Çağdaş uygarlığın önde gelen ülkesi Fransa 1871 yılında ağır bir askeri yenilgiye uğramış. Paris şaşkın. Fikri sorulan bir bilge kişi, "Eğitim" demiş. Tabii biliyoruz, sırası geldiğinde eğitime de el atacağız ama önce nereden başlayalım? Bilge kişi yine "Eğitim" demiş ve eklemiş, "Biliyorum zordur, yıllar alacaktır ama bir yerden başlamak lazım." (Güvenç, 2018:73) Bugün tüm dünya bir daha hiçbir şeyin eskisi gibi olmayacağı bir döneme giriyor. Yaşadıklarımızdan ders çıkaran en kötü ihtimalle birkaç ülke olsa bile bunun etkileri dalga dalga yayılacaktır. Yaşananlar gösteriyor ki dünya zorunlu bir değişim sürecine çoktan girmiş bulunmakta. Eğitim, bu sürecin en önemli ayağı olacaktır.
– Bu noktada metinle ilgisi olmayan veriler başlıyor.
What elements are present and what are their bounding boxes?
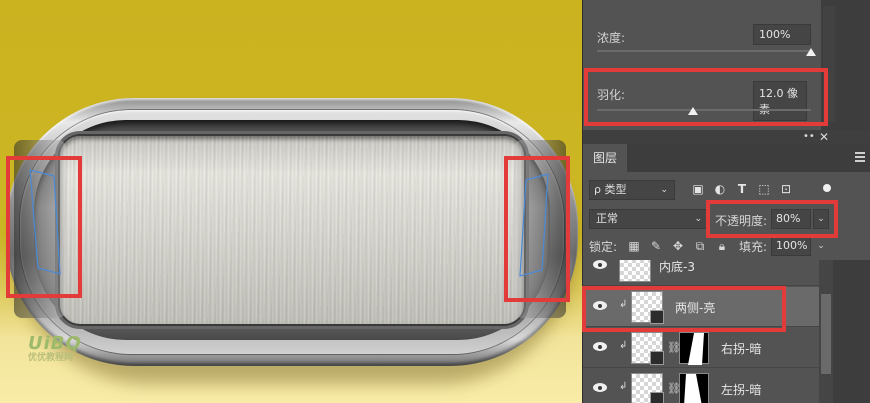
- lock-artboard-icon[interactable]: ⧉: [693, 239, 707, 253]
- layer-name[interactable]: 内底-3: [659, 260, 695, 275]
- filter-type-select[interactable]: ρ 类型 ⌄: [589, 180, 675, 200]
- fill-dropdown-icon[interactable]: ⌄: [813, 236, 829, 256]
- right-highlight-box: [504, 156, 570, 302]
- tab-layers[interactable]: 图层: [583, 144, 627, 172]
- layer-thumbnail[interactable]: [631, 373, 664, 403]
- lock-position-icon[interactable]: ✥: [671, 239, 685, 253]
- blend-mode-value: 正常: [596, 212, 618, 225]
- double-chevron-icon[interactable]: ••: [803, 130, 815, 144]
- lock-pixels-icon[interactable]: ▦: [627, 239, 641, 253]
- mask-shape: [688, 333, 704, 365]
- panel-side-strip: [833, 260, 870, 403]
- lock-label: 锁定:: [589, 240, 618, 254]
- smart-object-filter-icon[interactable]: ⊡: [779, 182, 793, 196]
- clip-arrow-icon: ↲: [619, 381, 628, 392]
- fill-label: 填充:: [739, 240, 768, 254]
- layer-thumbnail[interactable]: [631, 332, 664, 365]
- layers-scrollbar[interactable]: [819, 260, 833, 403]
- panel-menu-icon[interactable]: [855, 152, 865, 162]
- eye-icon[interactable]: [593, 383, 607, 392]
- density-label: 浓度:: [597, 31, 626, 45]
- filter-toggle[interactable]: [823, 184, 831, 192]
- layer-mask-thumbnail[interactable]: [679, 373, 709, 403]
- chevron-down-icon: ⌄: [660, 185, 668, 195]
- eye-icon[interactable]: [593, 260, 607, 269]
- text-filter-icon[interactable]: T: [735, 182, 749, 196]
- layer-name[interactable]: 左拐-暗: [721, 381, 761, 398]
- feather-highlight-box: [584, 68, 828, 126]
- watermark-logo: UiBQ: [28, 333, 82, 354]
- fill-field[interactable]: 100%: [771, 236, 811, 256]
- image-filter-icon[interactable]: ▣: [691, 182, 705, 196]
- opacity-highlight-box: [706, 200, 838, 238]
- mask-shape: [684, 374, 702, 403]
- density-slider-thumb[interactable]: [806, 48, 816, 56]
- layer-row[interactable]: ↲ ⛓ 左拐-暗: [583, 369, 819, 403]
- watermark: UiBQ 优优教程网: [28, 335, 82, 363]
- layer-name[interactable]: 右拐-暗: [721, 340, 761, 357]
- layer-mask-thumbnail[interactable]: [679, 332, 709, 365]
- shape-filter-icon[interactable]: ⬚: [757, 182, 771, 196]
- chevron-down-icon: ⌄: [694, 214, 702, 224]
- layer-thumbnail[interactable]: [619, 260, 651, 282]
- layers-scrollbar-thumb[interactable]: [821, 294, 831, 374]
- layer-row[interactable]: 内底-3: [583, 260, 819, 286]
- density-slider[interactable]: [597, 50, 811, 52]
- blend-mode-select[interactable]: 正常 ⌄: [589, 209, 707, 229]
- eye-icon[interactable]: [593, 342, 607, 351]
- watermark-sub: 优优教程网: [28, 353, 74, 363]
- document-canvas[interactable]: UiBQ 优优教程网: [0, 0, 582, 403]
- lock-paint-icon[interactable]: ✎: [649, 239, 663, 253]
- close-icon[interactable]: ✕: [819, 130, 829, 144]
- smart-object-badge-icon: [650, 392, 664, 403]
- filter-type-label: ρ 类型: [594, 183, 627, 196]
- clip-arrow-icon: ↲: [619, 340, 628, 351]
- layer-row[interactable]: ↲ ⛓ 右拐-暗: [583, 328, 819, 368]
- layer-highlight-box: [582, 286, 786, 332]
- adjustment-filter-icon[interactable]: ◐: [713, 182, 727, 196]
- left-highlight-box: [6, 156, 82, 298]
- layers-tab-bar: 图层: [583, 144, 870, 172]
- smart-object-badge-icon: [650, 351, 664, 365]
- lock-all-icon[interactable]: 🔒︎: [715, 239, 729, 253]
- brushed-metal-floor: [58, 134, 526, 326]
- density-field[interactable]: 100%: [753, 24, 811, 45]
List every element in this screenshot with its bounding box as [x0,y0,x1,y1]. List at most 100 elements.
"Bizler konuşurken, gelecek gelir geçmiş olur." demiş Bergson. Dünyanın son yıllarda içine girdiği bu en önemli dönüşüm sürecinde, vakit kaybetmeden işe koyulmalıyız. Eğitim reformlarından söz ederken çok ciddi önerileri olan uzmanlar var. Türkiye'nin gerçeklerini değerlendirerek sorunun üzerine cesaretle giden ve başlangıç olarak yapılması gerekenleri ortaya koyan. Bu önerilerin hepsi incelenebilir, zayıf olanlar ayıklanıp üstün yanlara sahip öneriler değerlendirilebilir. İşi, işi bilene bırakırsanız zaman alsa da bir şeylerin yoluna girmeye başladığını görürsünüz. Eğitimde de bu konuya kafa yormuş, eserler vermiş insanlara fırsat verilirse sistemin eksik yanlarının nasıl telafi edilebileceği görülebilir. Çözüm üretmeden sadece konuşmaya devam ettiğimiz sürece Bergson'un dediği gibi gelecek geçmiş olacak. Hepimize geçmiş olsun dememek için eğitimde sorun olarak gördüğümüz ne varsa hepsine ciddiyetle her zamankinden daha çok önem vererek eğilmek ve işi bilenlere bırakmak zorundayız. Bozkurt Güvenç, Eğitimin ABC'si kitabında sürekli değiştirilerek yapboz tahtasına çevrilen eğitim sistemimizin bu keyfi davranışlardan kurtulabilmesinin yolu olarak bakanlıklar üstü bir kurul oluşturulmasını ve bu kurulun eğitim uzmanları, bilim adamları, sanatçılar gibi çok yönlü bir kadroya sahip olması gerektiğini söylüyor. Güvenç'e göre, eğitim reformuna öğretmenlerden başlanmalı çünkü bir öğrenci kendi gibi olmak isteyebileceği bir öğretmenle ilkokuldan üniversite yıllarına dek karşılaşamıyor. Bu durum tersine çevrilmeli diyor ve eğitim reformu için başlangıç olarak MGK gibi bir Milli Eğitim Kurulu (MEK) oluşturulmasını teklif ediyor. 2018 yılında vefat eden Bozkurt Güvenç'in kendine güvenerek sunduğu ve ciddiyetle eğildiği bu öneri değerlendirilebilir.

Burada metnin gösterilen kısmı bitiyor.